In Matter of Cooperman, 591 N.Y.S.2d 855, 857 (A.D.3Dept. 1993), the appellate court held that non-refundable retainer agreements are against public policy and, therefore, void. In making this determination, the Court stated:
"Since an attorney's fee is never truly nonrefundable until it is earned, the use of this term, which by definition allows an attorney to keep an advance payment irrespective of whether the services contemplated are rendered, is misleading, interferes with a client's right to discharge an attorney, and attempts to limit an attorney's duty to refund promptly, upon discharge, all those fees not yet earned.
The respondent's use of a non-refundable retainer agreement precisely illustrates the abuse inherent in such retainers. The words 'non-refundable fee' are imbued with an absoluteness which conflicts with DR 2-110(A)(3), which provides that a lawyer who withdraws from employment shall refund promptly any part of a fee paid in advance that has not been earned. We find the use of these retainer agreements to be unethical and unconscionable in spite of the inherent right of attorneys to enter into contracts for their services."
Additionally, non-refundable fee language is objectionable because it may chill a client from exercising his or her right to discharge his or her lawyer and, thus, force the client to proceed with a lawyer that the client no longer has confidence in.

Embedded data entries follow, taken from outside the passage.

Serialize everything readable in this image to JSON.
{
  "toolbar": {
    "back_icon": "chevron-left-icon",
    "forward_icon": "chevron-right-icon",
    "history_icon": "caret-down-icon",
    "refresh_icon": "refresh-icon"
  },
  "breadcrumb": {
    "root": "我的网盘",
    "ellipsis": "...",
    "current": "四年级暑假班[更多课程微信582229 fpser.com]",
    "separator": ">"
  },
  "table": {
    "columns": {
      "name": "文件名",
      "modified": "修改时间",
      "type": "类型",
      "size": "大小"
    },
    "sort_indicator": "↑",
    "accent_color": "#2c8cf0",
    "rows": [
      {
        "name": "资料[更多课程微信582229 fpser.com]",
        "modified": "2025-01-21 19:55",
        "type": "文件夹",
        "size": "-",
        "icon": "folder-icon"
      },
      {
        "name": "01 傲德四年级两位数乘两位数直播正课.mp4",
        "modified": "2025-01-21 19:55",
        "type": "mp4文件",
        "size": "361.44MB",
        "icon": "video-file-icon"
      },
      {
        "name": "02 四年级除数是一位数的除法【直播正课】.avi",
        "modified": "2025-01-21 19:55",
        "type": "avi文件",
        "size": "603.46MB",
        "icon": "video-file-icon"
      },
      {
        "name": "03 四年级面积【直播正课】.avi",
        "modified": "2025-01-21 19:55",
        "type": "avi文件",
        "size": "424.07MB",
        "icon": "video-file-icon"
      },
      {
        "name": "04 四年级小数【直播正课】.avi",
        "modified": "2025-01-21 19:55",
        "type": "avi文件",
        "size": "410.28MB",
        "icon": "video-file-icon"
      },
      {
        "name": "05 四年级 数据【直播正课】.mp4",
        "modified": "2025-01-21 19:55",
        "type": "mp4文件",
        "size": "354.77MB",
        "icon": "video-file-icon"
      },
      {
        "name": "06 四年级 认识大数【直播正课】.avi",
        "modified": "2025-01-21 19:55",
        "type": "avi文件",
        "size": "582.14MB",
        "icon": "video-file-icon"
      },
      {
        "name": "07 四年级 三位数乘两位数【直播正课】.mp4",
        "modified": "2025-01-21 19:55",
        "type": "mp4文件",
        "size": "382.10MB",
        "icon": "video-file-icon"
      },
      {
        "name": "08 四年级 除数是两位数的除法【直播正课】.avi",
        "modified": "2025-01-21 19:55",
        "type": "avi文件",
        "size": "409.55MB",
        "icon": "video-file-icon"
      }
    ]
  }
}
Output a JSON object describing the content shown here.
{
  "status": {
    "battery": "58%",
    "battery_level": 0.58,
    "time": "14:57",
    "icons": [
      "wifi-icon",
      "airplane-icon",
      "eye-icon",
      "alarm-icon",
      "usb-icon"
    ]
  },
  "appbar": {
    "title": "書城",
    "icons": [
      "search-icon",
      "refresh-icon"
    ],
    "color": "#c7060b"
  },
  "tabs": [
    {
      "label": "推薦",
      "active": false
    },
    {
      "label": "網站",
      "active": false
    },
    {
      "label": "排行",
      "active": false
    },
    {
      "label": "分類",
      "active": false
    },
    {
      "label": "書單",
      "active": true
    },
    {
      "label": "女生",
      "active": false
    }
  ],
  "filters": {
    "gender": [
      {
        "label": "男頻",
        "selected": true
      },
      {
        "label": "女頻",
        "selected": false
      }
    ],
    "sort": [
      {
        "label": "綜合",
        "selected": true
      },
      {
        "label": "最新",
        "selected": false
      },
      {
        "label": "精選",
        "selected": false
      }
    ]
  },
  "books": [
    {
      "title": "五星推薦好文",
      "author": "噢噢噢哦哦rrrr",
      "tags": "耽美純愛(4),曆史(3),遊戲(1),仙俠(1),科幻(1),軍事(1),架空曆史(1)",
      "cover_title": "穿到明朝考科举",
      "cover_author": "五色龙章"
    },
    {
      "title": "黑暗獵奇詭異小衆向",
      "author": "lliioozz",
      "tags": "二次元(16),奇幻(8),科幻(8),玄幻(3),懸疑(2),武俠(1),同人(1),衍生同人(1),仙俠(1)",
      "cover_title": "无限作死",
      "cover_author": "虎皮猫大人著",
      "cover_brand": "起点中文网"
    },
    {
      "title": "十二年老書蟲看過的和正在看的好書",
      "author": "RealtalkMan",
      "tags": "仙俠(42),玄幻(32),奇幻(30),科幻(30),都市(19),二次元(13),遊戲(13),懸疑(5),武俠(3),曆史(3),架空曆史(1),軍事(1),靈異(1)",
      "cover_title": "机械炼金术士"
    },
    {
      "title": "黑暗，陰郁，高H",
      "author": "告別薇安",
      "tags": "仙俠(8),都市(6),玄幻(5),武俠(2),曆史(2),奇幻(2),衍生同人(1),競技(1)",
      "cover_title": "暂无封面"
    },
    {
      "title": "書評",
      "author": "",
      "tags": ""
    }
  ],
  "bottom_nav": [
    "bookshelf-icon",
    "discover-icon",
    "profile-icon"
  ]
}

In Fracasse v. Brent, 494 P.2d 9 (Cal. 1972), the court recognized the valuable right of a client to discharge a lawyer that the client no longer trusts and the requirement that the discharged lawyer collect his fee on a quantum meruit basis. The rationale of the court was that the risk of paying a fee to the discharged lawyer and a fee to the new lawyer would seriously chill the client's right to discharge. Similar logic would apply here in that the client faced with what the client believes to be a non-refundable fee, may be reluctant to discharge the lawyer and be forced to continue with a lawyer in whom the client has no confidence. The court in Cooperman found that any attempt by a lawyer to hinder the right to discharge the lawyer contravenes the Code of Professional Responsibility by which all lawyers are bound. (Supra, at 858).